Why Complex Problems Fail: Solver Math, Problem Math, and the Route to Resolution
Mathine: Solver–Problem Route Alignment Machine
Link: https://doi.org/10.5281/zenodo.18901986
Complex problems are often treated as destination problems only. The dominant question becomes what the correct answer is, what the optimal target state should be, or which local solution appears strongest. This paper argues that such framing is incomplete, because complex problems frequently fail before any final answer is reached.
They fail in the route that is supposed to carry a candidate solution across fields, layers, regimes, tools, and institutional contexts. And often they fail even earlier: in the solver whose mental model shapes both the destination claim and the path toward it.
The central thesis is that real resolution depends on the alignment of three structures at once: the mathematics of the problem, the mathematics of the solver, and the governed trajectory between them. A strong local answer is not enough if it cannot travel without losing identity, evidence, admissibility, or auditability.
To discipline that trajectory, the paper presents KEPLER as a fail-closed method for governing how candidate solutions move across contexts. The emphasis is not just on finding answers, but on preserving what makes an answer defensible as it crosses boundaries.
The paper also clarifies the role of NAPI (Nature API) as the reality layer. NAPI is what corrects both solver and solution through consequences rather than rhetoric.

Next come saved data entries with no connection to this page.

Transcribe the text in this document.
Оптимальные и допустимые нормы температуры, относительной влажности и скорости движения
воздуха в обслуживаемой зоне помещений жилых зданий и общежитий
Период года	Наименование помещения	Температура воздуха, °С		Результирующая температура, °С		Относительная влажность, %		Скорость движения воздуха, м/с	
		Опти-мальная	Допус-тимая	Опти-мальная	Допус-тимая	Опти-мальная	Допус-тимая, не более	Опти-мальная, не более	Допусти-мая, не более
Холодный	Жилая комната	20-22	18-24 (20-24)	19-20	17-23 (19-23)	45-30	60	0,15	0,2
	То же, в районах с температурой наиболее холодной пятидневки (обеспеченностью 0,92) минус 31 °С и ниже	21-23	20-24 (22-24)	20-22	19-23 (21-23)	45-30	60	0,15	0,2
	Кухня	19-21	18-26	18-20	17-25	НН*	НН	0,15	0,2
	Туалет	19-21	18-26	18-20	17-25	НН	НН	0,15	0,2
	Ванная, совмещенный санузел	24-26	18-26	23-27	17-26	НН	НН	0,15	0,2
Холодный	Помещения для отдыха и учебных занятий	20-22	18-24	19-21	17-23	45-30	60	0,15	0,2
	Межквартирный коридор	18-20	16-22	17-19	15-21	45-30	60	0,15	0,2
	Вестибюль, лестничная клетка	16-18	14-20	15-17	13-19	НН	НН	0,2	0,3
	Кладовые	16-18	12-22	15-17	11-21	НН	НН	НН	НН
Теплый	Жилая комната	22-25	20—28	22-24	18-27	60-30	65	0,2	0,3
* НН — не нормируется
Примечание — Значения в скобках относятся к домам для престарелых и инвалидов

In that sense, it is the external discipline that prevents elegant internal reasoning from being mistaken for portable truth.
The practical warning is clear: complex problems are mis-solved when local elegance is confused with portable validity, when the solver’s priors dominate reality, and when route discipline is replaced by narrative confidence. Resolution, therefore, is not merely a matter of better answers. It is a matter of aligning solver, problem, and route under reality.